The Obama administration is playing with fire when it tries to bully other countries like Mexico and China to satisfy protectionist interest groups in the United States.
It might be worth recalling how the Tariff Act of 1930 — still the statutory basis of U.S. trade policy — increased costs for consumers and businesses, devastated trade and plunged the Western world deeper into the depression that was already under way. Focused exclusively on domestic politics, President Hoover and members of Congress triggered an international catastrophe.
The story began on Oct. 27, 1928, when Hoover said he would welcome higher tariffs for agricultural commodities. The following year, the House Ways and Means Committee announced there would be hearings so lobbyists could plead for higher tariffs. The announcement set off a mad scramble, and soon it became apparent that higher tariffs couldn’t be limited to agricultural commodities. Every conceivable interest group wanted higher tariffs to prevent American consumers and businesses from taking advantage of better values available from overseas suppliers. As historian E.E. Schattschneider warned, “No party that undertakes a revision of the tariff can be confident it won’t start a prairie fire.”
On June 17, 1930, Hoover signed what became known as the Smoot‐Hawley Act. It was named after Utah Sen. Reed Smoot and Oregon Rep. Willis C. Hawley, both Republicans. The law raised import duties an average of 59 percent on more than 25,000 agricultural commodities and manufactured goods. Smoot‐Hawley was a factor in the subsequent plunge of the stock market and the doubling of unemployment within a year.

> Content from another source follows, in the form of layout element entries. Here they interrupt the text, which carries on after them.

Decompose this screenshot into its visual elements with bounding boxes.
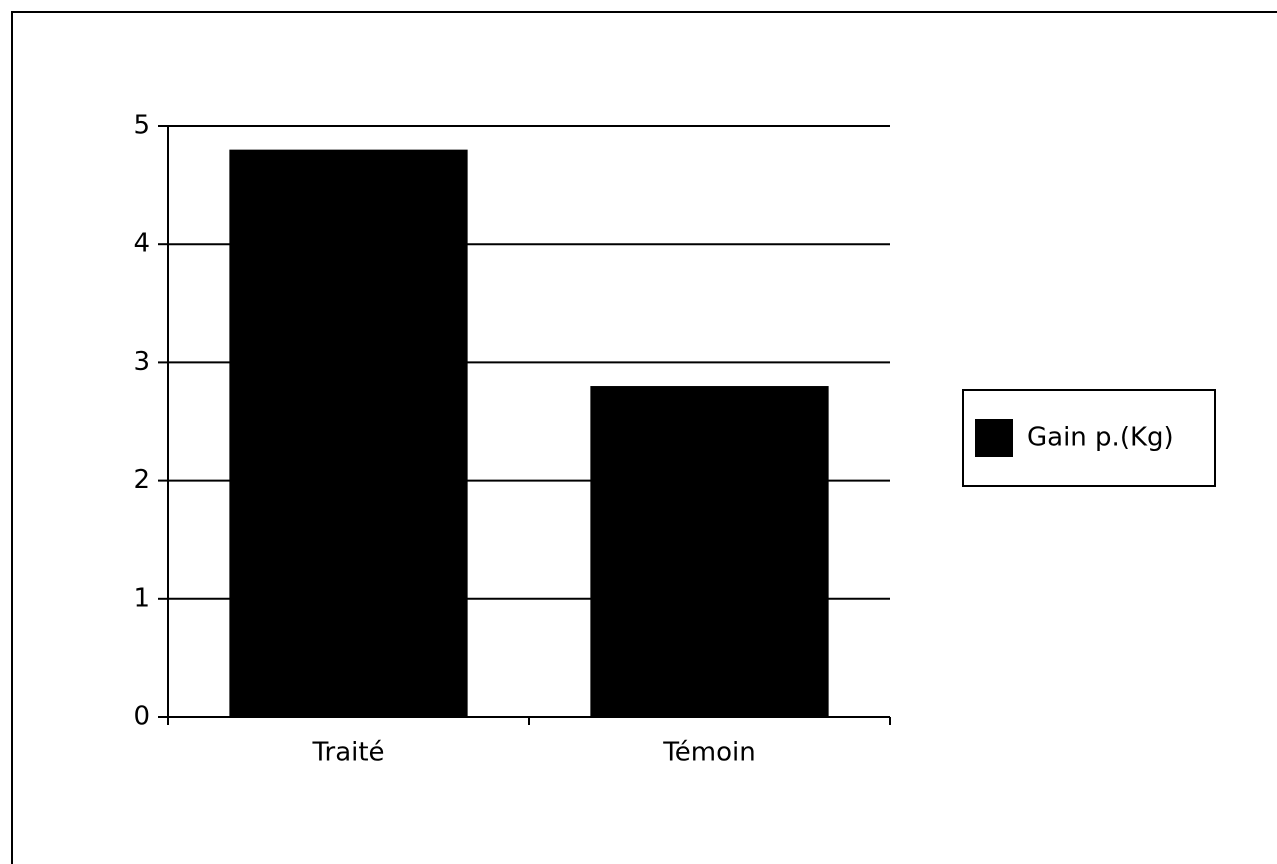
bar (229, 149, 468, 717)
y-tick-label: 1 (133, 583, 150, 613)
y-tick-label: 0 (133, 702, 150, 732)
y-tick-label: 3 (133, 347, 150, 377)
bar (590, 386, 829, 717)
legend-label: Gain p.(Kg) (1027, 423, 1174, 453)
legend-box (962, 389, 1216, 487)
legend-swatch (975, 419, 1013, 457)
y-tick-label: 2 (133, 465, 150, 495)
x-tick-label: Traité (311, 738, 384, 768)
y-tick-label: 5 (133, 111, 150, 141)
x-tick-label: Témoin (662, 738, 755, 768)
chart-frame (11, 11, 1277, 864)
y-tick-label: 4 (133, 229, 150, 259)
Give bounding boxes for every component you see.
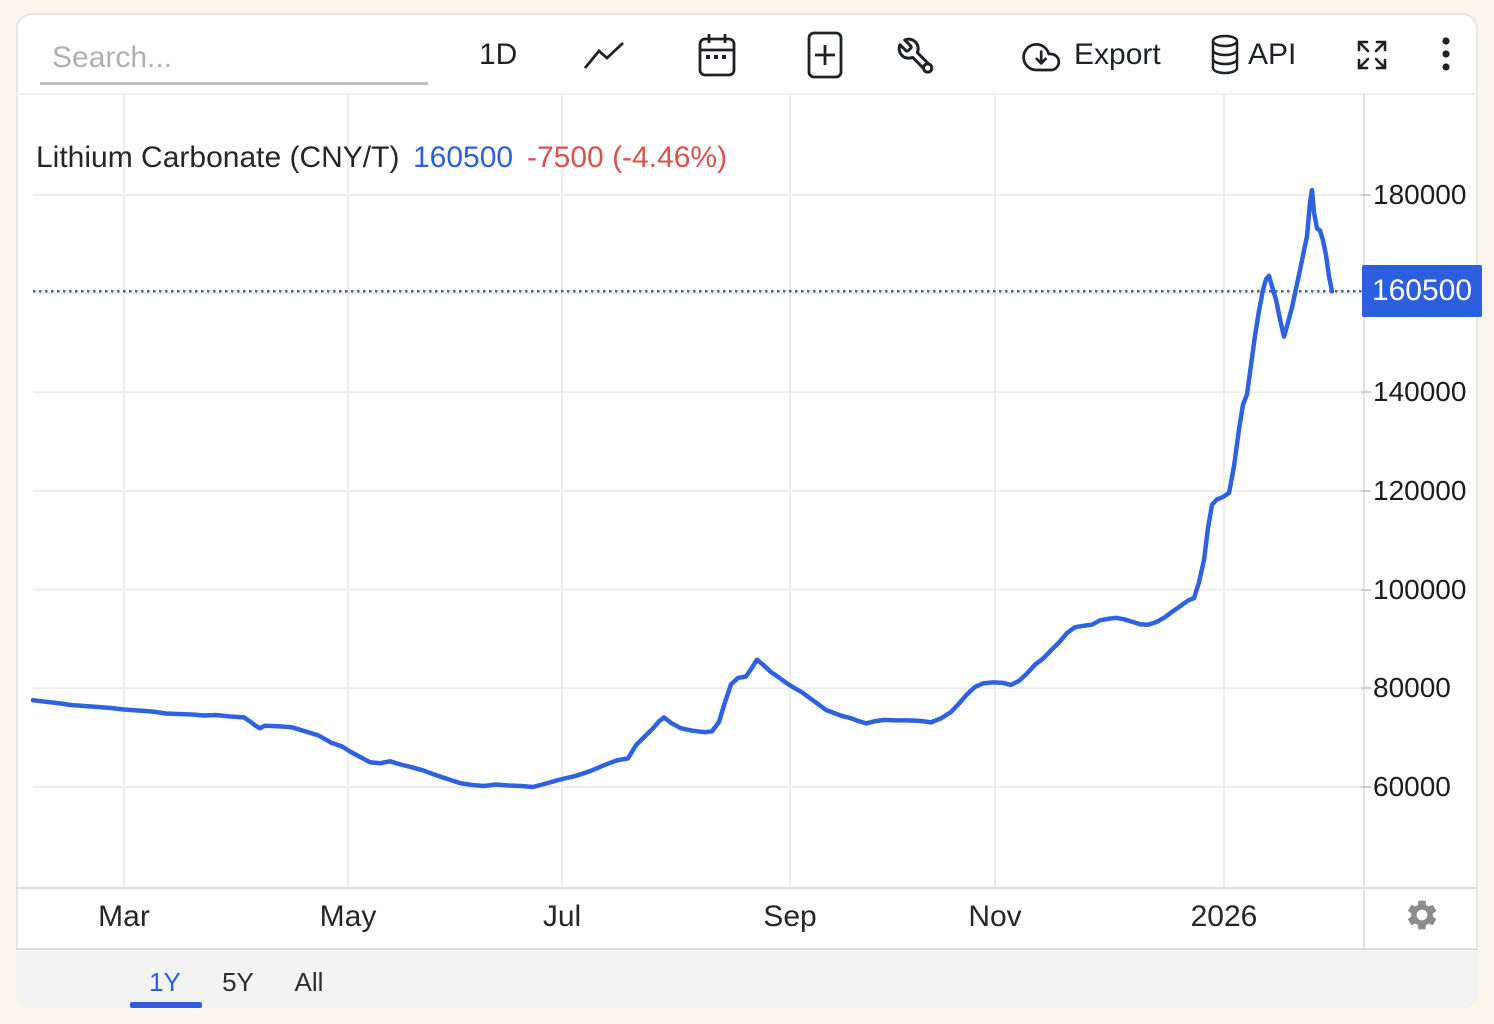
wrench-icon[interactable] [896,36,934,74]
tab-5y[interactable]: 5Y [222,967,254,997]
x-axis-line [16,887,1478,889]
current-price-badge: 160500 [1362,265,1482,318]
y-axis-label: 120000 [1373,475,1467,506]
y-axis-label: 140000 [1373,376,1467,408]
price-series-line [30,187,1335,790]
api-button[interactable]: API [1248,38,1297,71]
tab-1y[interactable]: 1Y [149,967,181,997]
x-axis-label: Sep [763,900,817,933]
more-options-icon[interactable] [1441,36,1451,74]
x-axis-label: Jul [542,900,582,933]
y-axis-line [1363,93,1365,948]
y-axis-tick [1361,391,1371,394]
search-input[interactable]: Search... [52,41,173,74]
y-axis-label: 180000 [1373,179,1467,210]
x-axis-label: Nov [968,900,1022,933]
chart-price: 160500 [413,141,514,174]
api-database-icon[interactable] [1210,34,1240,76]
chart-title: Lithium Carbonate (CNY/T) [36,141,400,174]
x-axis-label: 2026 [1190,900,1258,933]
calendar-icon[interactable] [697,32,737,78]
y-axis-label: 100000 [1373,573,1467,605]
plot-top-border [16,93,1478,95]
chart-change: -7500 (-4.46%) [527,141,728,174]
y-axis-tick [1361,490,1371,492]
y-axis-label: 80000 [1373,672,1451,704]
x-axis-label: Mar [98,900,150,933]
fullscreen-icon[interactable] [1352,35,1392,75]
line-style-icon[interactable] [582,40,626,74]
y-axis-tick [1361,786,1371,788]
y-axis-label: 60000 [1373,771,1451,802]
interval-button[interactable]: 1D [479,38,518,71]
chart-card [16,13,1478,1008]
search-underline [40,82,428,85]
y-axis-tick [1361,687,1371,690]
active-tab-underline [130,1002,202,1008]
export-button[interactable]: Export [1074,38,1161,71]
x-axis-label: May [319,900,377,933]
tab-all[interactable]: All [294,967,324,997]
compare-icon[interactable] [807,31,843,79]
gear-icon[interactable] [1404,897,1440,933]
y-axis-tick [1361,194,1371,196]
footer-bar [16,948,1478,1008]
export-cloud-icon[interactable] [1021,37,1063,75]
y-axis-tick [1361,588,1371,591]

More than 60 countries retaliated with restrictions against whichever products would inflict the worst losses on Americans.
Smoot‐Hawley outraged people, starting with our neighbors. “The tariff on halibut was doubled, thus offending the eastern provinces of Canada,” explained Joseph M. Jones Jr., in his classic study “Tariff Retaliation.” “The tariff duties on potatoes, on milk, cream, buttermilk, skimmed milk and butter were all radically increased, thus antagonizing the populations of Quebec and Ontario; the prairie and western provinces were provoked by increased duties on cattle, fresh meats, wheat and other grains; British Columbia and Alberta were infuriated by increases in the duties on apples, logs and lumber.” Canadians slapped steep tariffs on U.S. agricultural implements, electrical apparatus, household equipment, cast‐iron pipe, vegetables, gasoline, shoes, paper, fertilizers and jewelry — perhaps a billion dollars’ worth of business down the tubes.
In Great Britain, long the greatest champion for free trade and prosperity, Smoot‐Hawley helped provoke a protectionist reaction that led to the Import Duties Act (1932), the country’s first general tariff law in more than a century. Part II of the Import Duties Act provided 100 percent tariffs on goods from countries such as the United States that penalized British goods.
Because Smoot‐Hawley included cork, which accounted for more than half of Spain’s exports to the United States, Spain increased tariffs on American cars by 150 percent, enough to shut American cars out of the Spanish market.
Smoot‐Hawley hit Italy’s principal exports to the United States, including raw cotton, wheat, copper and leather, and Italy retaliated by more than doubling its tariffs on American cars. Sales of American cars in Italy subsequently dropped 90 percent. Italy also increased tariffs on American radios more than 500 percent.
France responded to Smoot‐Hawley with import quotas that, together with its tariffs, business taxes and other obstacles, shut American goods out of the French market.
Smoot‐Hawley affected just about every Swiss export to the United States, watches in particular. A tenth of the Swiss population was involved in the watch business, and 95 percent of Swiss watches were exported. There was popular support for a Swiss boycott aimed at all American goods.
By inflaming nationalist sentiment against the United States, Smoot‐Hawley encouraged many governments to retaliate by enacting exchange controls that further throttled trade. By 1935, there were exchange controls in Afghanistan, Argentina, Austria, Bolivia, Brazil, Chile, China, Colombia, Costa Rica, Cuba, Czechoslovakia, Danzig, Ecuador, El Salvador, Finland, Germany, Greece, Hong Kong, Hungary, Iceland, Japan, Latvia, Lithuania, Luxembourg, Mexico, Netherlands, New Zealand, Nicaragua, Paraguay, Poland, Romania, Uruguay, Venezuela and Yugoslavia.
American farmers, who had lobbied hard for Smoot‐Hawley, were among the biggest losers from all this. They saw their exports plunge from $1.8 billion in 1929 before Smoot Hawley to $590 million just four years later.
Rather then risk setting off another protectionist binge, the United States should pursue genuine hope and change: Begin the process of phasing out Smoot‐Hawley and all its costly amendments.